UACN was able to sustain growth in earnings in its recently released 9M 2019 results, however, a loss of N17.5 billion arising from discontinued operations masked the sustained improvement in its operating performance. We recall that UACN initially disclosed a restructuring exercise that will result in the unbundling of UACN’s interest in UPDC on one hand and UPDC’s interest in UPDC REIT.
As at H1 2019, UACN held a 64.2% stake in UPDC while UPDC controlled 61.5% of UPDC REIT. Accordingly, post-restructuring, there will be three separate entities namely; UACN, UPDC and UPDC REIT. Based on our discussion with management, the 9M 2019 financial report reflects the accounting entries and adjustments based on the unbundling exercise.
UACN’s Revenue grew 13% y/y to N60.5 billion (annualised; N80.7bn), tracking our FY 2019 estimate of N80.9 billion. The growth in Revenue was on the back of higher Revenue from its Animal Feeds (+20% y/y accounting for 58% of group Revenue). We note that the Group Revenue excluded Revenue from the Real estate business (UPDC) following the classification of UPDC as discontinued operations.
Pre-tax Profit grew strongly, up 31% y/y to N6.6 billion in 9M 2019 (annualised N8.7bn), well above our FY 2019 estimate of N7.4 billion. The better than expected growth in Pre-tax Profit was driven by the sustained recovery in the Animal feeds segment and a growth of 88% y/y in the Other Operating Income line, which was buoyed by Profit on sales of Investment property (N631 million in 9M 2019 vs 12m in 9M 2018).
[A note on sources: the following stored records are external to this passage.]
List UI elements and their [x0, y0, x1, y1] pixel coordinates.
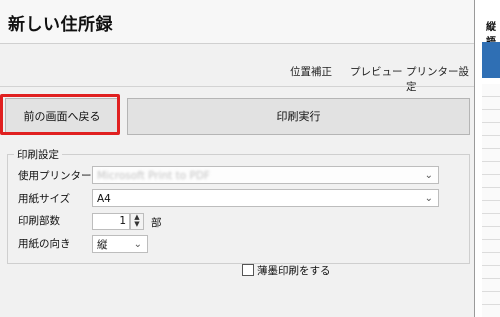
printer-select[interactable]: Microsoft Print to PDF ⌄ [92, 166, 439, 184]
print-window: 新しい住所録 位置補正 プレビュー プリンター設定 前の画面へ戻る 印刷実行 印… [0, 0, 475, 317]
highlight-box [0, 94, 120, 135]
paper-size-label: 用紙サイズ [18, 193, 71, 205]
menu-align[interactable]: 位置補正 [290, 64, 332, 79]
print-settings-title: 印刷設定 [14, 147, 62, 162]
light-print-label[interactable]: 薄墨印刷をする [257, 263, 331, 278]
copies-input[interactable]: 1 [92, 213, 130, 230]
copies-unit: 部 [151, 217, 162, 229]
chevron-down-icon: ⌄ [133, 239, 142, 250]
background-accent-bar [482, 42, 500, 78]
copies-stepper[interactable]: ▲ ▼ [130, 213, 144, 230]
chevron-down-icon: ⌄ [424, 193, 433, 204]
title-divider [0, 43, 474, 44]
paper-size-select[interactable]: A4 ⌄ [92, 189, 439, 207]
down-arrow-icon[interactable]: ▼ [131, 221, 143, 228]
copies-label: 印刷部数 [18, 215, 60, 227]
menu-printer-settings[interactable]: プリンター設定 [406, 64, 474, 94]
orientation-select[interactable]: 縦 ⌄ [92, 235, 148, 253]
orientation-label: 用紙の向き [18, 238, 71, 250]
background-list [482, 84, 500, 317]
light-print-checkbox[interactable] [242, 264, 254, 276]
chevron-down-icon: ⌄ [424, 170, 433, 181]
menu-divider [0, 86, 474, 87]
orientation-value: 縦 [97, 239, 108, 251]
printer-value: Microsoft Print to PDF [97, 170, 210, 182]
window-title: 新しい住所録 [8, 15, 113, 35]
paper-size-value: A4 [97, 193, 111, 205]
menu-preview[interactable]: プレビュー [350, 64, 403, 79]
printer-label: 使用プリンター [18, 170, 92, 182]
print-button[interactable]: 印刷実行 [127, 98, 470, 135]
title-bar: 新しい住所録 [0, 0, 474, 44]
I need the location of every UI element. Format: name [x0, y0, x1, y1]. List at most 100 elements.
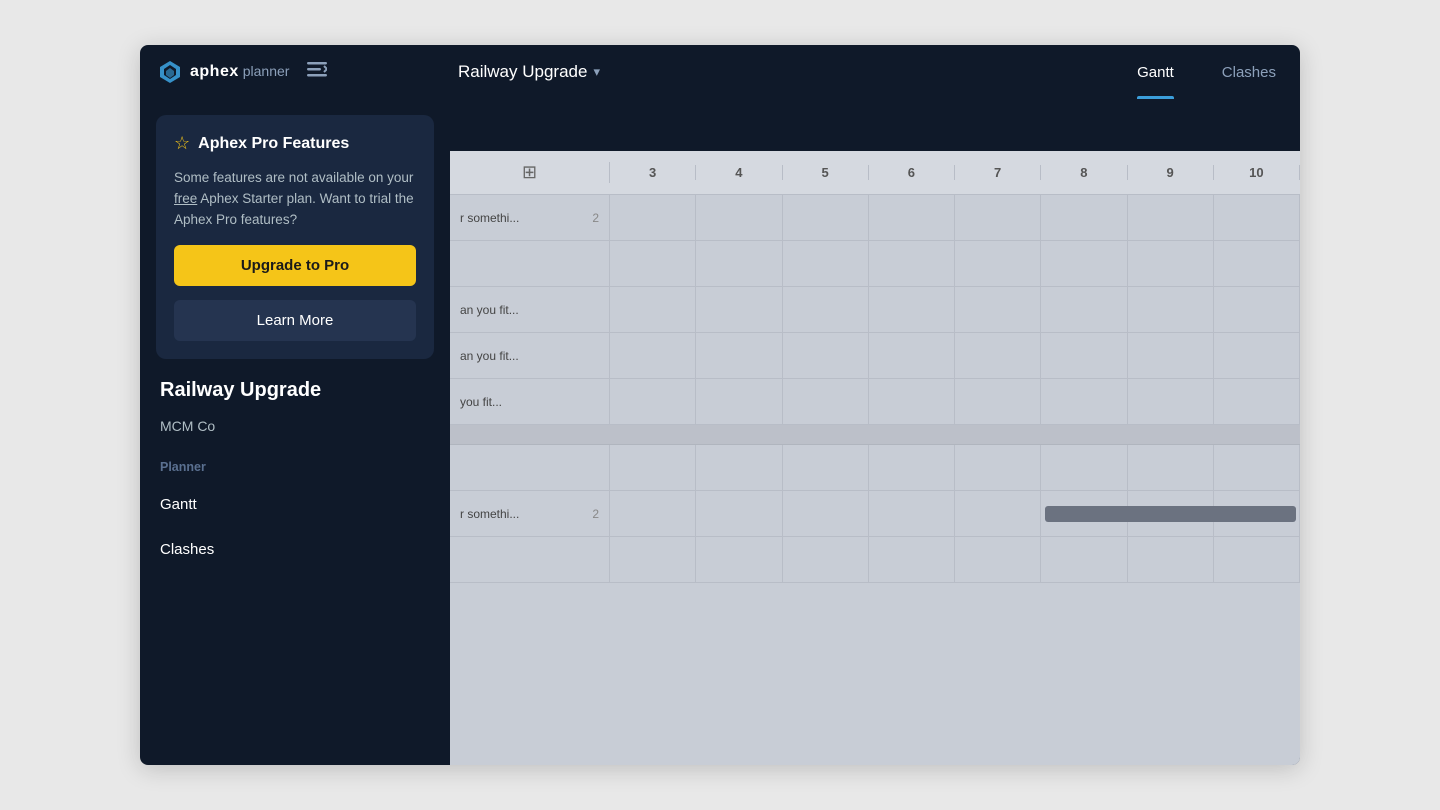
gantt-cell — [869, 445, 955, 490]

On a quarterly basis, Revenue declined marginally, down 2% q/q to N20.4 billion, driven largely by weaker Revenue from Animal Feeds (down 2% q/q). Pre-tax Profit, however, grew 11% q/q to N2.1 billion in Q3 2019, solely due to the 6.8 times increase in the Other Operating income line (N1 billion in Q3 vs N134million in Q2).
EBITDA grew 18% y/y but declined 39% q/q to N4.9bn and N1.1 billion respectively. The y/y growth in EBITDA was buoyed by the growth in Revenue, which offset the rise in Cost of Sales (+12% y/y) and Operating Expenses (+11% y/y). The sharp decline in Q3 EBITDA (down 39%) was due to the weak Revenue (down 2% q/q) and an 18% q/q increase in Operating Expenses. Consequently, EBITDA margin strengthened to 8.2% in 9M 2019 (9M 2018; 7.8%) but moderated to 5.6% in Q3 2019 (Q2 2019; 9.0%).
We observed the marked decline in gross debt of the Group (down 80% YTD to N4.8bn in 9M 2019 from N24.2bn in FY 2018)- This was driven by the exclusion of debts belonging to UPDC in the Group financials following the de-recognition of UPDC in Q3. Consequently, the Group reported a Finance Cost of N292 million in 9M 2019 (Post-derecognition of UPDC) compared to N1.8bn in H1 2019 (Pre-derecognition of UPDC).
Pre-tax profit grew 31% y/y and 11% q/q to N6.6 billion and N2.1 billion respectively. Following the classification of UPDC as Discontinued Operations, the Group had to consolidate a loss of N17.5 billion being loss after tax on discontinued operations. Accordingly, this wiped off the Profit after tax of N4.7 billion from continuing operations, leading to a Net loss of N12.7 billion in 9M 2019.
We recall that UPDC REIT was listed in June 2013 on the Nigerian Stock Exchange (NSE) at a unit price of N10.00 with outstanding shares of 2.67 billion. As at 31 October 2019, the market value had declined to N4.90, indicating a N13.61 billion decline in market value since listing. Upon unbundling, UPDC will have to book a mark to market loss, being the difference between the carrying value of the investment (classified as an Investment in Associate) and the market value. As at H1 2019, the carrying value of UPDC REIT in the books of UPDC stood at N20.6 billion. Based on the financial report published by UACN, UPDC took a mark to market loss of N12.6 billion which was eventually consolidated as part of the loss from discontinued operations.
We have a target price of N10.3/s for UACN with a BUY recommendation (current price; N6.50). Our estimates are under review.